Palm oil, cocoa, beef, leather and soya will be banned from being imported into the UK if they have been produced on illegally deforested land, the UK government has announced.

The legislation is part of the Environment Act, passed two years ago, but last week’s announcement is the first time specific commodities have been named.

The ban covers businesses with a global annual turnover of over £50mn that use over 500 tonnes of regulated commodities a year.

While the new law does not include the financial sector, the Treasury must undertake a nine-month review – as stipulated in this year’s Financial Services and Markets Act – “to assess the extent to which regulation of the UK financial system is adequate for the purpose of eliminating the financing of the use of prohibited forest-risk commodities”.

The UK’s environment secretary, Steve Barclay, says the new rules show the country is “cleaning up supply chains to make sure that big businesses in the UK aren’t responsible for illegal deforestation”.

Firms that do not comply could be hit with a range of civil sanctions, including fixed monetary penalties, stop notices and enforcement undertakings.

Tony Juniper, chair of non-departmental public body Natural England, says the commitments are “welcome further steps toward UK environmental leadership, both at home and on the world stage”.

But NGO Global Witness has called attention to the omission of coffee from the list. According to research carried out with supply chain mapping initiative Trase, UK coffee imports were responsible for the loss of an area of forest equivalent to around four times the size of Glastonbury Festival between November 2021 and July 2023.

Alexandria Reid, senior global policy advisor at Global Witness, says the organisation welcomes the list of deforestation commodities, but urges it to add coffee and notes the current regulation “leaves the UK lagging far behind the EU, which earlier this year passed its own law covering all deforestation regardless of whether it is illegal in the source country”.

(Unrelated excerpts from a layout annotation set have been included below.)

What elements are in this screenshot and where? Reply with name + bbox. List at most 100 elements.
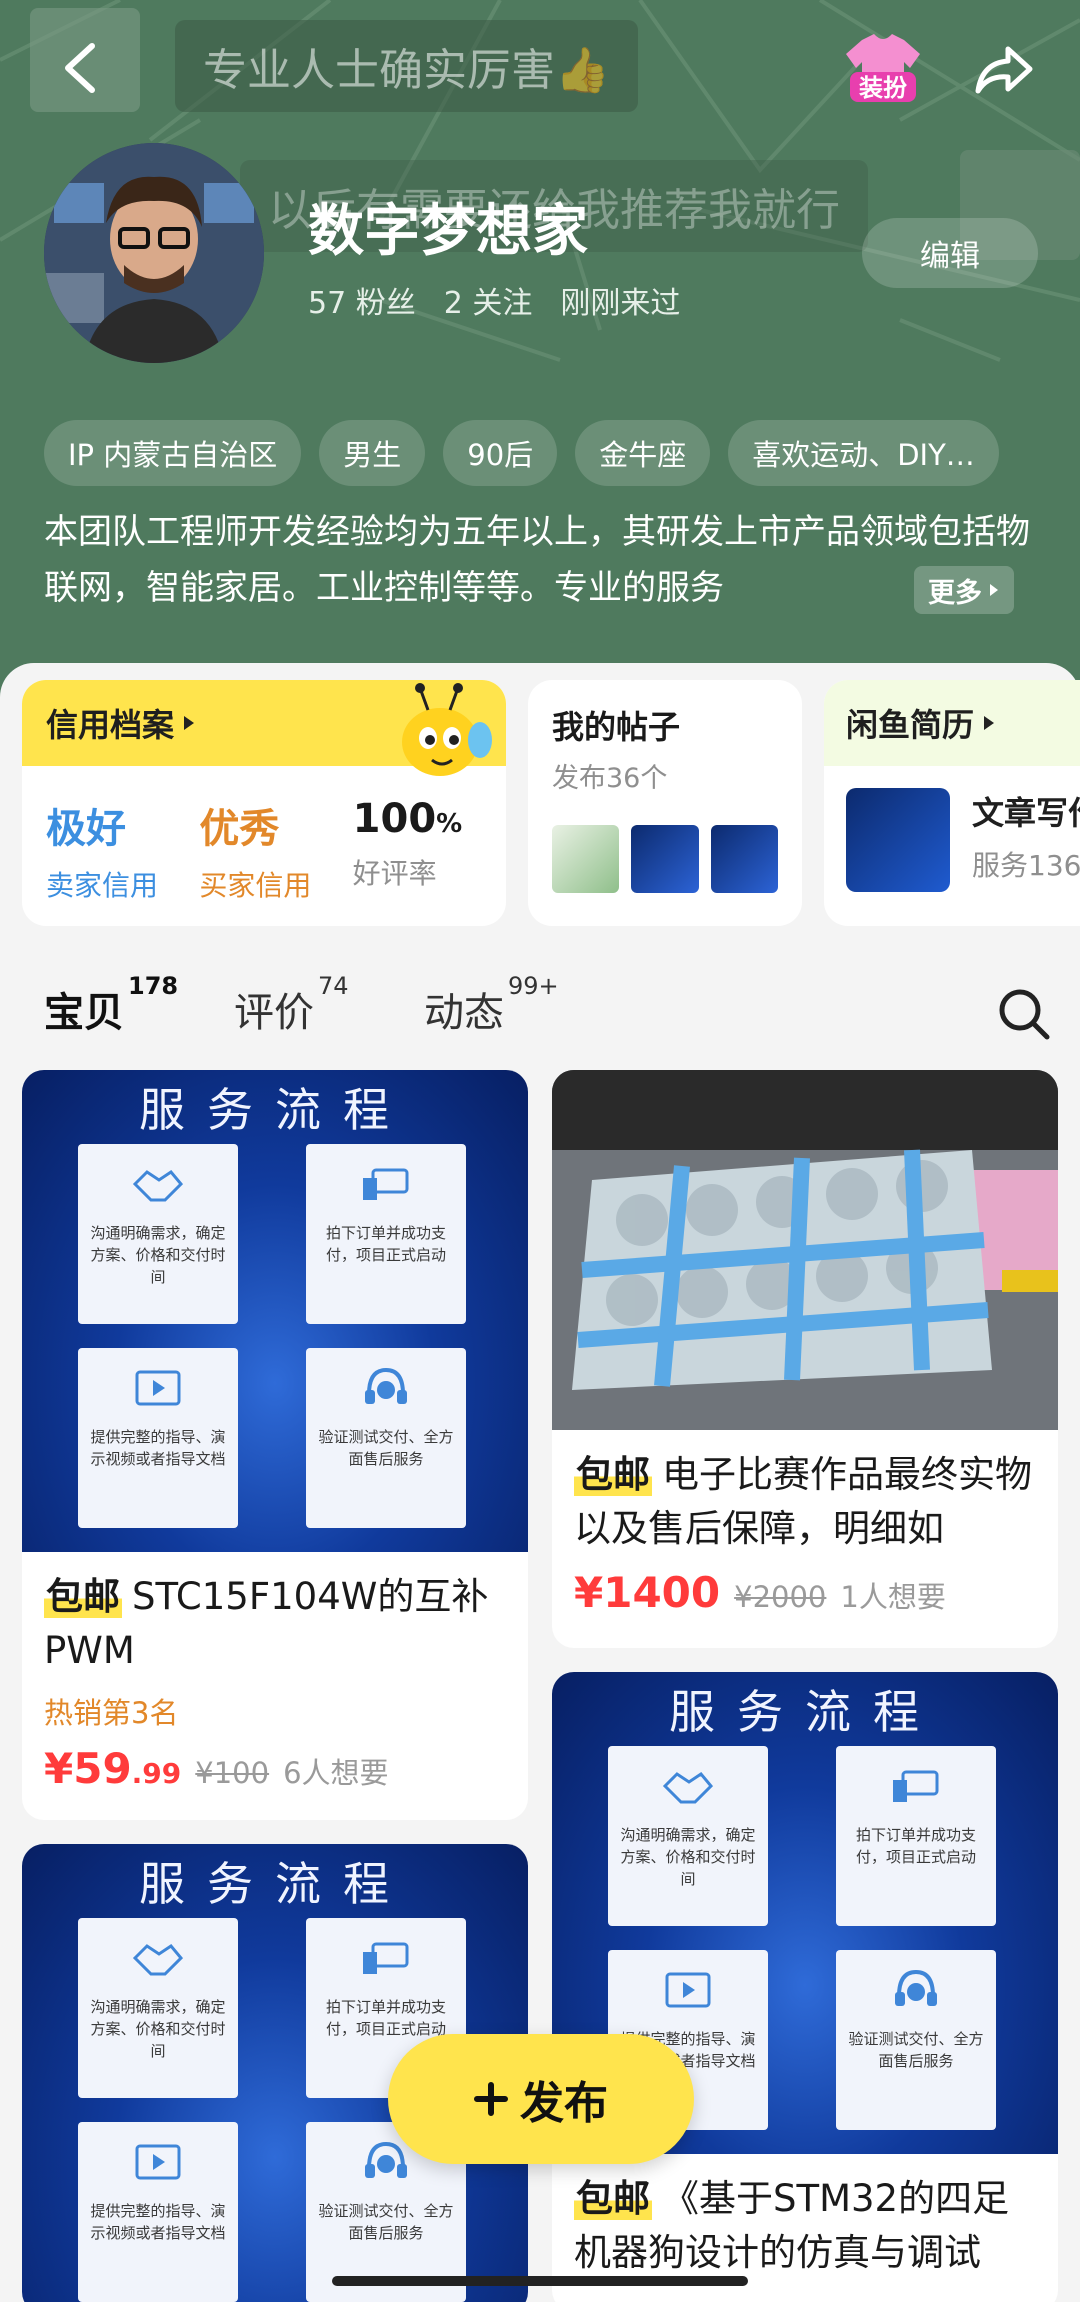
headset-icon bbox=[365, 1367, 407, 1404]
tab-updates-count: 99+ bbox=[508, 972, 559, 1000]
tag-location: IP 内蒙古自治区 bbox=[44, 420, 302, 486]
service-step: 沟通明确需求，确定方案、价格和交付时间 bbox=[608, 1746, 768, 1926]
service-step: 沟通明确需求，确定方案、价格和交付时间 bbox=[78, 1918, 238, 2098]
service-flow-title: 服务流程 bbox=[669, 1685, 941, 1739]
resume-card[interactable]: 闲鱼简历 文章写作 服务136 bbox=[824, 680, 1080, 926]
handshake-icon bbox=[132, 1944, 184, 1976]
packaged-item-photo bbox=[552, 1070, 1058, 1430]
bee-mascot-icon bbox=[402, 683, 492, 776]
tab-reviews-count: 74 bbox=[318, 972, 349, 1000]
handshake-icon bbox=[662, 1772, 714, 1804]
resume-body: 文章写作 服务136 bbox=[824, 766, 1080, 892]
resume-thumbnail bbox=[846, 788, 950, 892]
buyer-label: 买家信用 bbox=[199, 869, 312, 902]
tag-age: 90后 bbox=[443, 420, 558, 486]
service-step: 拍下订单并成功支付，项目正式启动 bbox=[836, 1746, 996, 1926]
post-thumbnail bbox=[631, 825, 699, 893]
profile-header: 专业人士确实厉害👍 装扮 以后有需要还给我推荐我就行 数字梦想家 57 粉丝 2… bbox=[0, 0, 1080, 720]
last-seen: 刚刚来过 bbox=[560, 286, 681, 321]
service-flow-title: 服务流程 bbox=[139, 1857, 411, 1911]
avatar[interactable] bbox=[44, 143, 264, 363]
seller-label: 卖家信用 bbox=[46, 869, 159, 902]
good-rate: 100% 好评率 bbox=[353, 796, 506, 904]
dress-up-button[interactable]: 装扮 bbox=[840, 26, 926, 112]
resume-sub: 服务136 bbox=[972, 849, 1080, 882]
resume-title: 闲鱼简历 bbox=[846, 706, 975, 744]
service-step: 验证测试交付、全方面售后服务 bbox=[306, 1348, 466, 1528]
product-card[interactable]: 服务流程 沟通明确需求，确定方案、价格和交付时间 拍下订单并成功支付，项目正式启… bbox=[22, 1070, 528, 1820]
service-flow-image: 服务流程 沟通明确需求，确定方案、价格和交付时间 拍下订单并成功支付，项目正式启… bbox=[22, 1070, 528, 1552]
search-icon[interactable] bbox=[996, 986, 1052, 1042]
post-thumbnail bbox=[552, 825, 620, 893]
service-step: 拍下订单并成功支付，项目正式启动 bbox=[306, 1144, 466, 1324]
service-flow-title: 服务流程 bbox=[139, 1083, 411, 1137]
credit-ratings: 极好 卖家信用 优秀 买家信用 100% 好评率 bbox=[22, 766, 506, 904]
publish-button[interactable]: 发布 bbox=[388, 2034, 694, 2164]
back-arrow-icon bbox=[65, 43, 95, 93]
service-step: 验证测试交付、全方面售后服务 bbox=[836, 1950, 996, 2130]
buyer-credit: 优秀 买家信用 bbox=[199, 796, 352, 904]
profile-bio: 本团队工程师开发经验均为五年以上，其研发上市产品领域包括物联网，智能家居。工业控… bbox=[44, 512, 1030, 608]
profile-stats: 57 粉丝 2 关注 刚刚来过 bbox=[308, 278, 680, 322]
original-price: ¥100 bbox=[195, 1756, 270, 1790]
payment-icon bbox=[363, 1942, 409, 1974]
price-row: ¥1400 ¥2000 1人想要 bbox=[574, 1568, 1036, 1617]
original-price: ¥2000 bbox=[734, 1580, 827, 1614]
publish-label: 发布 bbox=[520, 2078, 608, 2129]
plus-icon bbox=[474, 2082, 508, 2116]
share-button[interactable] bbox=[968, 34, 1040, 106]
dress-up-label: 装扮 bbox=[859, 74, 907, 102]
service-step: 提供完整的指导、演示视频或者指导文档 bbox=[78, 2122, 238, 2302]
bio-more-button[interactable]: 更多 bbox=[914, 566, 1014, 614]
product-title: 包邮 《基于STM32的四足机器狗设计的仿真与调试 bbox=[574, 2177, 1010, 2274]
posts-thumbnails bbox=[552, 825, 778, 893]
credit-profile-card[interactable]: 信用档案 极好 卖家信用 优秀 买家信用 100% 好评率 bbox=[22, 680, 506, 926]
product-info: 包邮 电子比赛作品最终实物以及售后保障，明细如 ¥1400 ¥2000 1人想要 bbox=[552, 1430, 1058, 1617]
more-label: 更多 bbox=[928, 577, 982, 609]
tab-items[interactable]: 宝贝 178 bbox=[44, 972, 178, 1038]
resume-item: 文章写作 bbox=[972, 794, 1080, 832]
product-info: 包邮 《基于STM32的四足机器狗设计的仿真与调试 bbox=[552, 2154, 1058, 2280]
headset-icon bbox=[365, 2141, 407, 2178]
free-shipping-badge: 包邮 bbox=[574, 2177, 652, 2220]
payment-icon bbox=[363, 1168, 409, 1200]
product-card[interactable]: 包邮 电子比赛作品最终实物以及售后保障，明细如 ¥1400 ¥2000 1人想要 bbox=[552, 1070, 1058, 1648]
good-rate-value: 100% bbox=[352, 796, 463, 842]
tag-hobby[interactable]: 喜欢运动、DIY… bbox=[728, 420, 999, 486]
product-price: ¥1400 bbox=[574, 1568, 721, 1617]
my-posts-card[interactable]: 我的帖子 发布36个 bbox=[528, 680, 802, 926]
following-count[interactable]: 2 关注 bbox=[444, 278, 533, 322]
triangle-right-icon bbox=[990, 584, 998, 596]
free-shipping-badge: 包邮 bbox=[44, 1575, 122, 1618]
seller-rating: 极好 bbox=[46, 806, 126, 852]
edit-profile-button[interactable]: 编辑 bbox=[862, 218, 1038, 288]
resume-card-header: 闲鱼简历 bbox=[824, 680, 1080, 766]
seller-credit: 极好 卖家信用 bbox=[46, 796, 199, 904]
good-rate-label: 好评率 bbox=[352, 857, 437, 890]
video-icon bbox=[135, 2144, 181, 2180]
headset-icon bbox=[895, 1969, 937, 2006]
service-step: 沟通明确需求，确定方案、价格和交付时间 bbox=[78, 1144, 238, 1324]
tab-items-count: 178 bbox=[128, 972, 179, 1000]
hot-rank-badge: 热销第3名 bbox=[44, 1696, 179, 1730]
want-count: 6人想要 bbox=[283, 1756, 389, 1790]
product-info: 包邮 STC15F104W的互补PWM 热销第3名 ¥59.99 ¥100 6人想… bbox=[22, 1552, 528, 1793]
content-tabs: 宝贝 178 评价 74 动态 99+ bbox=[44, 972, 614, 1038]
product-title: 包邮 电子比赛作品最终实物以及售后保障，明细如 bbox=[574, 1453, 1032, 1550]
bullet-comment: 专业人士确实厉害👍 bbox=[175, 20, 638, 112]
credit-title: 信用档案 bbox=[46, 706, 175, 744]
posts-title: 我的帖子 bbox=[552, 708, 681, 746]
fans-count[interactable]: 57 粉丝 bbox=[308, 278, 416, 322]
tab-updates[interactable]: 动态 99+ bbox=[424, 972, 559, 1038]
product-price: ¥59.99 bbox=[44, 1744, 182, 1793]
avatar-portrait-icon bbox=[44, 143, 264, 363]
payment-icon bbox=[893, 1770, 939, 1802]
triangle-right-icon bbox=[184, 716, 195, 730]
home-indicator[interactable] bbox=[332, 2276, 748, 2286]
product-card[interactable]: 服务流程 沟通明确需求，确定方案、价格和交付时间 拍下订单并成功支付，项目正式启… bbox=[552, 1672, 1058, 2302]
back-button[interactable] bbox=[44, 32, 116, 104]
posts-count: 发布36个 bbox=[552, 763, 668, 794]
price-row: ¥59.99 ¥100 6人想要 bbox=[44, 1744, 506, 1793]
tab-reviews[interactable]: 评价 74 bbox=[234, 972, 349, 1038]
tshirt-icon: 装扮 bbox=[846, 34, 920, 102]
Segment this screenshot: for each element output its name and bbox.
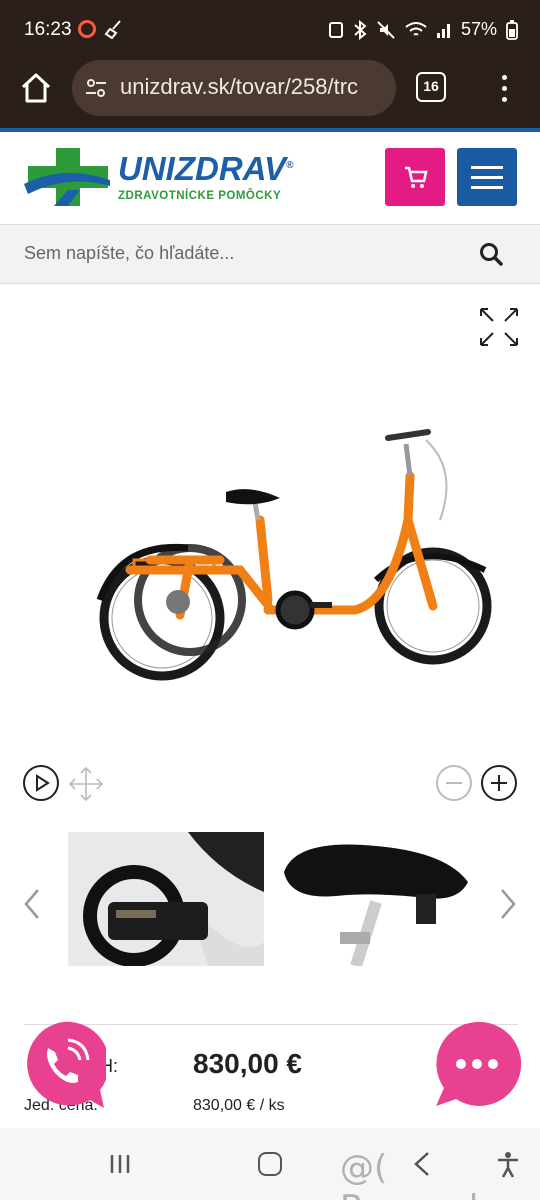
- search-icon[interactable]: [478, 241, 504, 267]
- brand-name[interactable]: UNIZDRAV®: [118, 150, 293, 188]
- site-settings-icon[interactable]: [84, 76, 108, 100]
- product-image-tricycle[interactable]: [90, 410, 500, 710]
- cart-icon: [405, 166, 428, 188]
- broom-icon: [104, 20, 121, 39]
- thumbnail-pedal[interactable]: [68, 832, 264, 966]
- chevron-left-icon[interactable]: [22, 886, 42, 922]
- signal-icon: [436, 23, 450, 38]
- chevron-right-icon[interactable]: [498, 886, 518, 922]
- minus-icon: [446, 782, 462, 784]
- more-options-icon[interactable]: [496, 72, 512, 106]
- status-time: 16:23: [24, 19, 72, 40]
- brand-text: UNIZDRAV: [118, 150, 287, 187]
- fullscreen-icon[interactable]: [478, 306, 520, 348]
- hamburger-line: [471, 166, 503, 169]
- nfc-icon: [328, 21, 343, 38]
- status-bar: 16:23 57%: [0, 0, 540, 60]
- address-bar[interactable]: unizdrav.sk/tovar/258/trc: [72, 60, 396, 116]
- tab-switcher-button[interactable]: 16: [416, 72, 446, 102]
- mute-icon: [377, 20, 395, 39]
- thumbnail-saddle[interactable]: [276, 832, 472, 966]
- browser-toolbar: unizdrav.sk/tovar/258/trc 16: [0, 60, 540, 128]
- search-bar[interactable]: Sem napíšte, čo hľadáte...: [0, 224, 540, 284]
- battery-percent: 57%: [460, 19, 497, 39]
- plus-icon: [491, 775, 507, 791]
- play-slideshow-button[interactable]: [23, 765, 59, 801]
- url-text[interactable]: unizdrav.sk/tovar/258/trc: [120, 74, 386, 100]
- site-header: UNIZDRAV® ZDRAVOTNÍCKE POMÔCKY: [0, 132, 540, 224]
- call-button[interactable]: [20, 1020, 106, 1110]
- system-icons: 57%: [328, 19, 518, 40]
- record-icon: [78, 20, 96, 38]
- play-icon: [36, 774, 50, 792]
- brand-mark: ®: [286, 160, 294, 171]
- screen: 16:23 57% unizdrav.sk/tovar/258/trc 16 U…: [0, 0, 540, 1200]
- chat-button[interactable]: [432, 1020, 522, 1110]
- unit-price-value: 830,00 € / ks: [193, 1097, 285, 1114]
- logo-cross-icon[interactable]: [24, 146, 110, 208]
- brand-tagline: ZDRAVOTNÍCKE POMÔCKY: [118, 190, 282, 202]
- thumbnail-saddle-image: [284, 844, 468, 966]
- hamburger-line: [471, 186, 503, 189]
- wifi-icon: [405, 21, 427, 36]
- bazos-watermark: @( Bazos.sk: [340, 1148, 489, 1200]
- recents-icon[interactable]: [108, 1152, 132, 1176]
- zoom-out-button[interactable]: [436, 765, 472, 801]
- notification-icons: [78, 19, 124, 39]
- thumbnail-pedal-image: [68, 832, 264, 966]
- product-price: 830,00 €: [193, 1048, 302, 1079]
- move-icon[interactable]: [68, 766, 104, 802]
- hamburger-line: [471, 176, 503, 179]
- battery-icon: [506, 19, 518, 40]
- zoom-in-button[interactable]: [481, 765, 517, 801]
- home-icon[interactable]: [18, 70, 54, 106]
- cart-button[interactable]: [385, 148, 445, 206]
- menu-button[interactable]: [457, 148, 517, 206]
- home-button[interactable]: [258, 1152, 282, 1176]
- bluetooth-icon: [354, 19, 367, 40]
- search-input[interactable]: Sem napíšte, čo hľadáte...: [24, 243, 234, 264]
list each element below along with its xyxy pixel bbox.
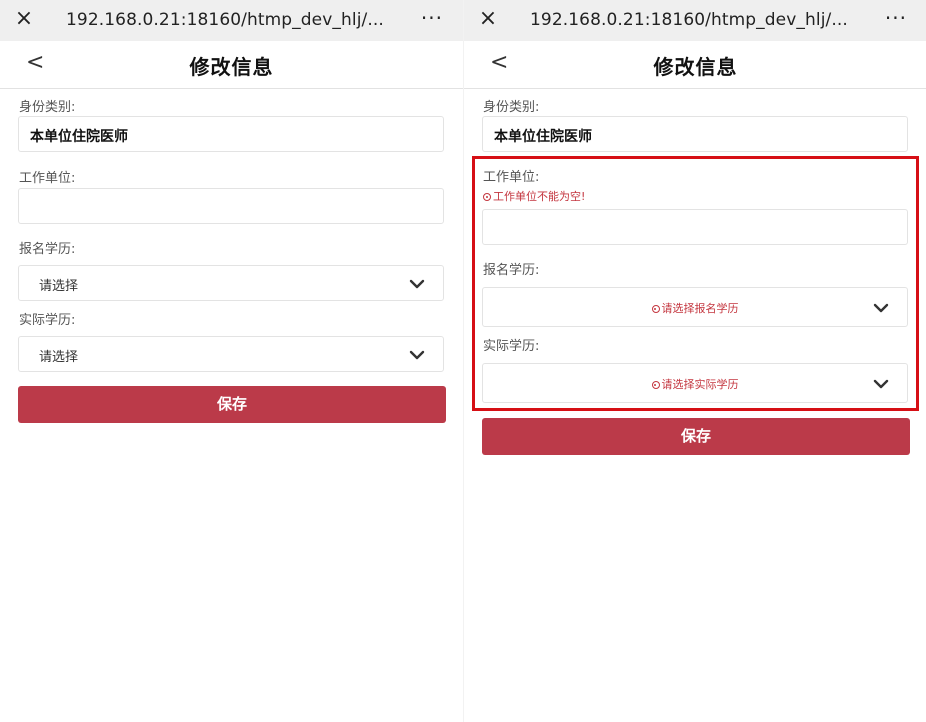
browser-bar: × 192.168.0.21:18160/htmp_dev_hlj/... ··…: [464, 0, 926, 41]
address-bar-url[interactable]: 192.168.0.21:18160/htmp_dev_hlj/...: [530, 10, 848, 30]
signup-edu-select[interactable]: 请选择: [18, 265, 444, 301]
save-button[interactable]: 保存: [18, 386, 446, 423]
screen-after: × 192.168.0.21:18160/htmp_dev_hlj/... ··…: [464, 0, 926, 722]
more-icon[interactable]: ···: [885, 6, 907, 30]
workplace-input[interactable]: [18, 188, 444, 224]
identity-field[interactable]: 本单位住院医师: [482, 116, 908, 152]
actual-edu-select[interactable]: 请选择: [18, 336, 444, 372]
identity-value: 本单位住院医师: [494, 129, 592, 145]
screen-before: × 192.168.0.21:18160/htmp_dev_hlj/... ··…: [0, 0, 463, 722]
actual-edu-label: 实际学历:: [19, 313, 76, 328]
address-bar-url[interactable]: 192.168.0.21:18160/htmp_dev_hlj/...: [66, 10, 384, 30]
save-button[interactable]: 保存: [482, 418, 910, 455]
page-header: < 修改信息: [464, 41, 926, 89]
identity-label: 身份类别:: [483, 100, 540, 115]
browser-bar: × 192.168.0.21:18160/htmp_dev_hlj/... ··…: [0, 0, 463, 41]
page-header: < 修改信息: [0, 41, 463, 89]
identity-value: 本单位住院医师: [30, 129, 128, 145]
chevron-down-icon: [409, 350, 425, 360]
actual-edu-value: 请选择: [39, 350, 79, 365]
workplace-label: 工作单位:: [19, 171, 76, 186]
more-icon[interactable]: ···: [421, 6, 443, 30]
identity-field[interactable]: 本单位住院医师: [18, 116, 444, 152]
close-icon[interactable]: ×: [13, 8, 35, 30]
identity-label: 身份类别:: [19, 100, 76, 115]
page-title: 修改信息: [189, 55, 274, 79]
signup-edu-label: 报名学历:: [19, 242, 76, 257]
chevron-down-icon: [409, 279, 425, 289]
page-title: 修改信息: [653, 55, 738, 79]
close-icon[interactable]: ×: [477, 8, 499, 30]
signup-edu-value: 请选择: [39, 279, 79, 294]
validation-highlight-box: [472, 156, 919, 411]
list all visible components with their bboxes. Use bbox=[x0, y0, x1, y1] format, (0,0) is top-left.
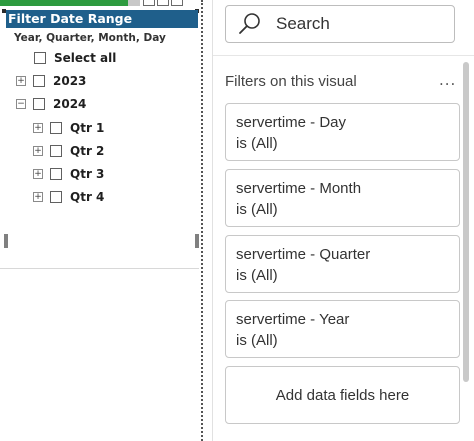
slicer-title: Filter Date Range bbox=[6, 10, 198, 28]
search-box[interactable]: Search bbox=[225, 5, 455, 43]
table-icon-2[interactable] bbox=[157, 0, 169, 6]
quarter-checkbox[interactable] bbox=[50, 168, 62, 180]
slicer-hierarchy-label: Year, Quarter, Month, Day bbox=[14, 32, 166, 44]
add-data-fields-label: Add data fields here bbox=[275, 386, 410, 404]
add-data-fields-well[interactable]: Add data fields here bbox=[225, 366, 460, 424]
report-canvas: Filter Date Range Year, Quarter, Month, … bbox=[0, 0, 201, 441]
collapse-icon[interactable]: − bbox=[16, 99, 26, 109]
table-icon[interactable] bbox=[143, 0, 155, 6]
quarter-label: Qtr 1 bbox=[70, 121, 105, 135]
year-checkbox[interactable] bbox=[33, 98, 45, 110]
year-label: 2024 bbox=[53, 97, 87, 111]
expand-icon[interactable]: + bbox=[16, 76, 26, 86]
quarter-checkbox[interactable] bbox=[50, 122, 62, 134]
filter-state: is (All) bbox=[236, 201, 278, 218]
scrollbar[interactable] bbox=[463, 62, 469, 382]
quarter-checkbox[interactable] bbox=[50, 145, 62, 157]
year-checkbox[interactable] bbox=[33, 75, 45, 87]
visual-bottom-border bbox=[0, 268, 199, 269]
filter-field-name: servertime - Day bbox=[236, 114, 347, 131]
filters-pane: Search Filters on this visual ... server… bbox=[212, 0, 474, 441]
filter-card-quarter[interactable]: servertime - Quarter is (All) bbox=[225, 235, 460, 293]
quarter-checkbox[interactable] bbox=[50, 191, 62, 203]
select-all-checkbox[interactable] bbox=[34, 52, 46, 64]
expand-icon[interactable]: + bbox=[33, 123, 43, 133]
quarter-item-4[interactable]: + Qtr 4 bbox=[33, 189, 104, 205]
screen: Filter Date Range Year, Quarter, Month, … bbox=[0, 0, 474, 441]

The EU’s regulation on deforestation-free products entered into force in June this year, giving traders 18 months to comply. Cattle, cocoa, coffee, palm oil, rubber, soya and wood are all covered.

Global Witness is now calling on the UK government to put the regulation before parliament “as soon as possible” to avoid further delays, as well as to think about expanding the law to include all deforestation.

Tanya Steele, chief executive of the WWF, adds that “illegal deforestation is only part of the picture – with wildlife numbers plummeting and wild habitats facing destruction, we must stop felling forests, full stop”.

“Forests absorb 30% of the carbon we emit from burning fossil fuels, so nature is clearly our greatest ally in tackling climate change,” says Steele.